What was tested
The first pass used three tiny reproducible prompts: one JSON invoice extraction, one proof-code calculation, and one short CSV artifact. The goal was not to rank the model broadly. The goal was to see whether the same model family behaves differently through two local runtimes.
After that, the Ollama run was pushed through the Paperwork Text-Only diagnostic: five synthetic invoice cases where the model receives normalized document extracts instead of generated invoice images. That removes OCR and vision from the equation and tests bookkeeping, classification, warning logic, evidence paths, and exact final JSON.
- Hardware: Mac mini M4, 64 GB unified memory
- LM Studio model: mistralai/mistral-small-3.2
- Ollama model: mistral-small:24b
- Mini runtime prompts: JSON, proof-code calculation, CSV
- Follow-up diagnostic: Paperwork Text-Only, five cases
Runtime readout
In the tiny runtime check, Ollama was slightly faster by native generation speed: about 14.7 tokens per second compared with about 12.7 tokens per second for LM Studio. Wall-clock time was less clean because the first request includes runtime overhead and model loading behavior.
That makes the result useful but limited. A small prompt set is good for smoke testing and catching obvious runtime differences. It is not enough to declare one runtime better for real work.
- LM Studio mini-run: 6/6 prompts completed, about 12.7 tok/s average
- Ollama mini-run: 6/6 prompts completed, about 14.7 tok/s average
- Ollama exposed native timing fields; LM Studio exposed OpenAI-compatible usage fields
- Both runtimes produced visible output for all mini prompts
Where the simple speed story breaks
The proof-code prompt is where the neat runtime story fell apart. The expected operation required extracting the numeric part of an invoice ID and adding it to two other terms. LM Studio left the invoice ID inside the expression. Ollama returned a short numeric answer, but it was also wrong.
That matters because the Paperwork Trial is full of these small closure steps. A model can read most fields correctly and still lose the case because it cannot finish the arithmetic, evidence, warning, or proof-code step exactly.
Paperwork Text-Only result
On the five-case Paperwork Text-Only diagnostic, Ollama's `mistral-small:24b` reached the same practical result as the earlier LM Studio run: 0/5 strict resolved cases and 1/5 core passes. Ollama did a little better on check count, mostly because it produced valid JSON more consistently.
That distinction is worth keeping. Format robustness is real. But it is not the same as resolving the workflow.

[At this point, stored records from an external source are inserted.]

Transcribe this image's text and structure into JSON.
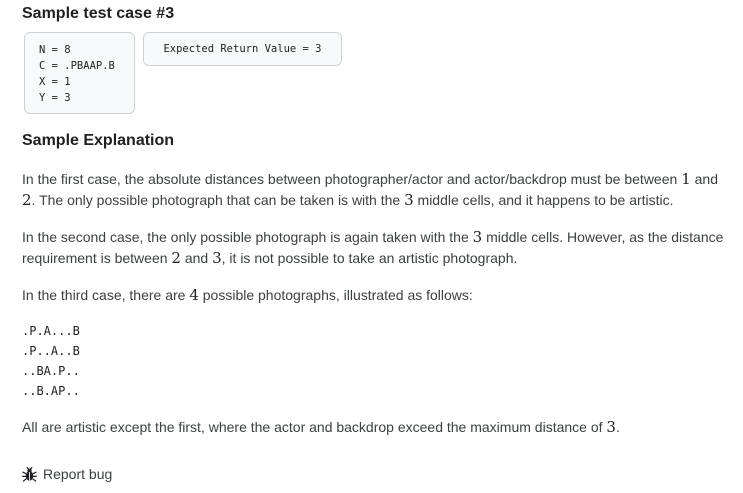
{
  "sample": {
    "title": "Sample test case #3",
    "input_lines": [
      "N = 8",
      "C = .PBAAP.B",
      "X = 1",
      "Y = 3"
    ],
    "expected": "Expected Return Value = 3"
  },
  "explanation": {
    "title": "Sample Explanation",
    "p1": {
      "a": "In the first case, the absolute distances between photographer/actor and actor/backdrop must be between ",
      "n1": "1",
      "b": " and ",
      "n2": "2",
      "c": ". The only possible photograph that can be taken is with the ",
      "n3": "3",
      "d": " middle cells, and it happens to be artistic."
    },
    "p2": {
      "a": "In the second case, the only possible photograph is again taken with the ",
      "n1": "3",
      "b": " middle cells. However, as the distance requirement is between ",
      "n2": "2",
      "c": " and ",
      "n3": "3",
      "d": ", it is not possible to take an artistic photograph."
    },
    "p3": {
      "a": "In the third case, there are ",
      "n1": "4",
      "b": " possible photographs, illustrated as follows:"
    },
    "code_lines": [
      ".P.A...B",
      ".P..A..B",
      "..BA.P..",
      "..B.AP.."
    ],
    "p4": {
      "a": "All are artistic except the first, where the actor and backdrop exceed the maximum distance of ",
      "n1": "3",
      "b": "."
    }
  },
  "report": {
    "label": "Report bug",
    "icon": "bug-icon"
  },
  "colors": {
    "text": "#3c4043",
    "heading": "#1f1f1f",
    "box_border": "#cfd3d7",
    "box_bg": "#f8f9fa"
  }
}
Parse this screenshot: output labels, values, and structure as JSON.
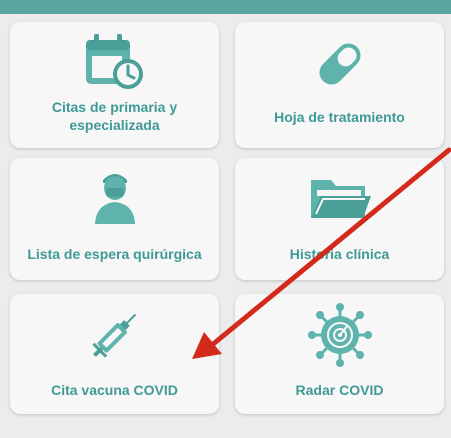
{
  "colors": {
    "accent": "#3f9a95",
    "topbar": "#5aa7a0",
    "arrow": "#d42a1c"
  },
  "tiles": [
    {
      "label": "Citas de primaria y especializada",
      "icon": "calendar-clock-icon"
    },
    {
      "label": "Hoja de tratamiento",
      "icon": "pill-icon"
    },
    {
      "label": "Lista de espera quirúrgica",
      "icon": "surgeon-icon"
    },
    {
      "label": "Historia clínica",
      "icon": "folder-icon"
    },
    {
      "label": "Cita vacuna COVID",
      "icon": "syringe-icon"
    },
    {
      "label": "Radar COVID",
      "icon": "virus-icon"
    }
  ]
}
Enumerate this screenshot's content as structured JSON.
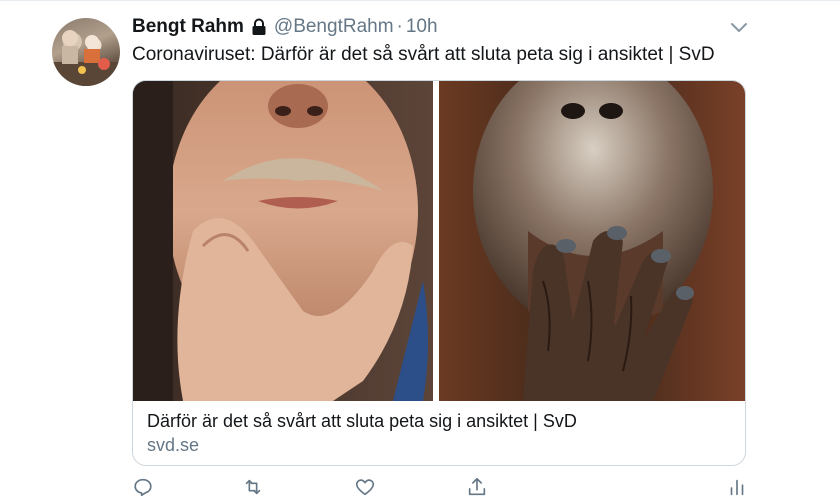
{
  "author": {
    "display_name": "Bengt Rahm",
    "handle": "@BengtRahm",
    "separator": "·",
    "time": "10h"
  },
  "tweet": {
    "text": "Coronaviruset: Därför är det så svårt att sluta peta sig i ansiktet | SvD"
  },
  "card": {
    "title": "Därför är det så svårt att sluta peta sig i ansiktet | SvD",
    "domain": "svd.se"
  },
  "icons": {
    "lock": "lock-icon",
    "menu": "chevron-down-icon",
    "reply": "reply-icon",
    "retweet": "retweet-icon",
    "like": "heart-icon",
    "share": "share-icon",
    "analytics": "analytics-icon"
  },
  "colors": {
    "primary_text": "#14171a",
    "secondary_text": "#657786",
    "border": "#ccd6dd"
  }
}
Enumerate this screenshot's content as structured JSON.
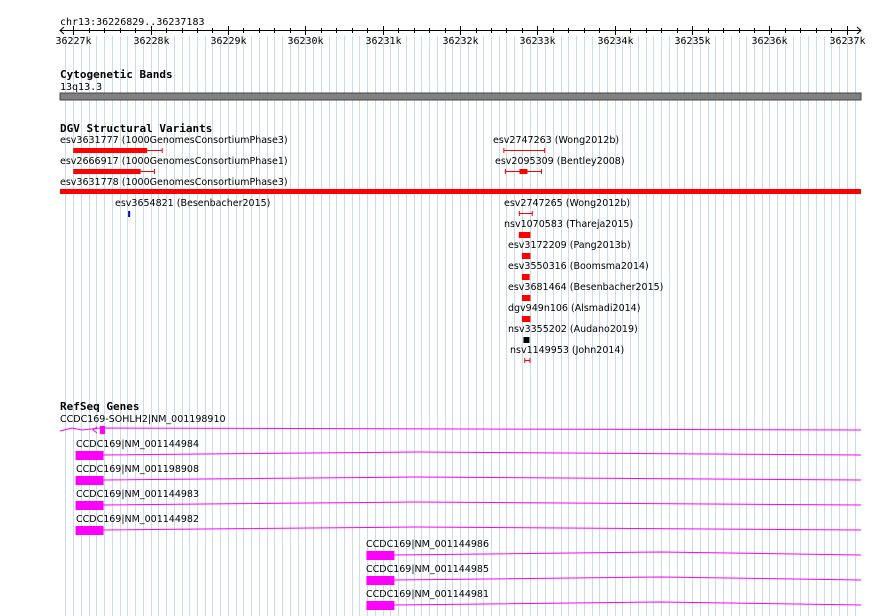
{
  "location": "chr13:36226829..36237183",
  "ruler": {
    "ticks": [
      {
        "label": "36227k",
        "pos": 36227000
      },
      {
        "label": "36228k",
        "pos": 36228000
      },
      {
        "label": "36229k",
        "pos": 36229000
      },
      {
        "label": "36230k",
        "pos": 36230000
      },
      {
        "label": "36231k",
        "pos": 36231000
      },
      {
        "label": "36232k",
        "pos": 36232000
      },
      {
        "label": "36233k",
        "pos": 36233000
      },
      {
        "label": "36234k",
        "pos": 36234000
      },
      {
        "label": "36235k",
        "pos": 36235000
      },
      {
        "label": "36236k",
        "pos": 36236000
      },
      {
        "label": "36237k",
        "pos": 36237000
      }
    ]
  },
  "tracks": {
    "cytoband": {
      "title": "Cytogenetic Bands",
      "band": "13q13.3",
      "color": "#808080"
    },
    "dgv": {
      "title": "DGV Structural Variants",
      "color": "#ff0000",
      "features": [
        {
          "label": "esv3631777 (1000GenomesConsortiumPhase3)",
          "start": 36227000,
          "end": 36228150,
          "style": "bar_whisker"
        },
        {
          "label": "esv2747263 (Wong2012b)",
          "start": 36232560,
          "end": 36233100,
          "style": "whisker"
        },
        {
          "label": "esv2666917 (1000GenomesConsortiumPhase1)",
          "start": 36227000,
          "end": 36228050,
          "style": "bar_whisker"
        },
        {
          "label": "esv2095309 (Bentley2008)",
          "start": 36232580,
          "end": 36233060,
          "style": "whisker_core"
        },
        {
          "label": "esv3631778 (1000GenomesConsortiumPhase3)",
          "start": 36226829,
          "end": 36237183,
          "style": "bar"
        },
        {
          "label": "esv3654821 (Besenbacher2015)",
          "start": 36227710,
          "end": 36227740,
          "style": "tick",
          "color": "#0000aa"
        },
        {
          "label": "esv2747265 (Wong2012b)",
          "start": 36232760,
          "end": 36232940,
          "style": "whisker"
        },
        {
          "label": "nsv1070583 (Thareja2015)",
          "start": 36232760,
          "end": 36232910,
          "style": "block"
        },
        {
          "label": "esv3172209 (Pang2013b)",
          "start": 36232800,
          "end": 36232910,
          "style": "block"
        },
        {
          "label": "esv3550316 (Boomsma2014)",
          "start": 36232800,
          "end": 36232900,
          "style": "block"
        },
        {
          "label": "esv3681464 (Besenbacher2015)",
          "start": 36232800,
          "end": 36232910,
          "style": "block"
        },
        {
          "label": "dgv949n106 (Alsmadi2014)",
          "start": 36232800,
          "end": 36232910,
          "style": "block"
        },
        {
          "label": "nsv3355202 (Audano2019)",
          "start": 36232820,
          "end": 36232890,
          "style": "block",
          "color": "#000000"
        },
        {
          "label": "nsv1149953 (John2014)",
          "start": 36232830,
          "end": 36232910,
          "style": "whisker"
        }
      ]
    },
    "refseq": {
      "title": "RefSeq Genes",
      "color": "#ff00ff",
      "features": [
        {
          "label": "CCDC169-SOHLH2|NM_001198910",
          "start": 36226829,
          "end": 36237183,
          "style": "first"
        },
        {
          "label": "CCDC169|NM_001144984",
          "start": 36227030,
          "end": 36237183,
          "style": "gene"
        },
        {
          "label": "CCDC169|NM_001198908",
          "start": 36227030,
          "end": 36237183,
          "style": "gene"
        },
        {
          "label": "CCDC169|NM_001144983",
          "start": 36227030,
          "end": 36237183,
          "style": "gene"
        },
        {
          "label": "CCDC169|NM_001144982",
          "start": 36227030,
          "end": 36237183,
          "style": "gene"
        },
        {
          "label": "CCDC169|NM_001144986",
          "start": 36230790,
          "end": 36237183,
          "style": "gene"
        },
        {
          "label": "CCDC169|NM_001144985",
          "start": 36230790,
          "end": 36237183,
          "style": "gene"
        },
        {
          "label": "CCDC169|NM_001144981",
          "start": 36230790,
          "end": 36237183,
          "style": "gene"
        }
      ]
    }
  }
}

The model still missed proof codes, warning codes, invoice classification details, duplicate-risk handling, or exact totals across the harder cases.
- Ollama `mistral-small:24b`: 10/20 checks, 0/5 strict, 1/5 core
- LM Studio `mistral-small-3.2`: 8/20 checks, 0/5 strict, 1/5 core
- Practical score for both: 10%
- Ollama looked slightly cleaner on JSON/format handling
- Neither runtime made the model reliable on exact paperwork closure
What this says about runtimes
This is not a claim that Ollama is better than LM Studio, or that LM Studio is better than Ollama. It is a narrower observation: for this model family and this small local setup, Ollama was a little faster and slightly cleaner on formatting, but the model's core weakness remained.
That is the practical lesson. Runtime matters for user experience, battery, memory, batch throughput, and whether a model is pleasant to run. But Local Model Bench is not trying to reward pleasant failure. The final artifact has to be correct.
Practical readout
For Mistral Small on this benchmark, changing the local runtime did not turn a weak paperwork result into a strong one. It changed the shape of the failure slightly.
That is still useful. If a model produces malformed output in one runtime and valid JSON in another, the runtime deserves credit. But if both runs miss the same proof and bookkeeping logic, the bottleneck is probably the model-task fit, not just the wrapper around it.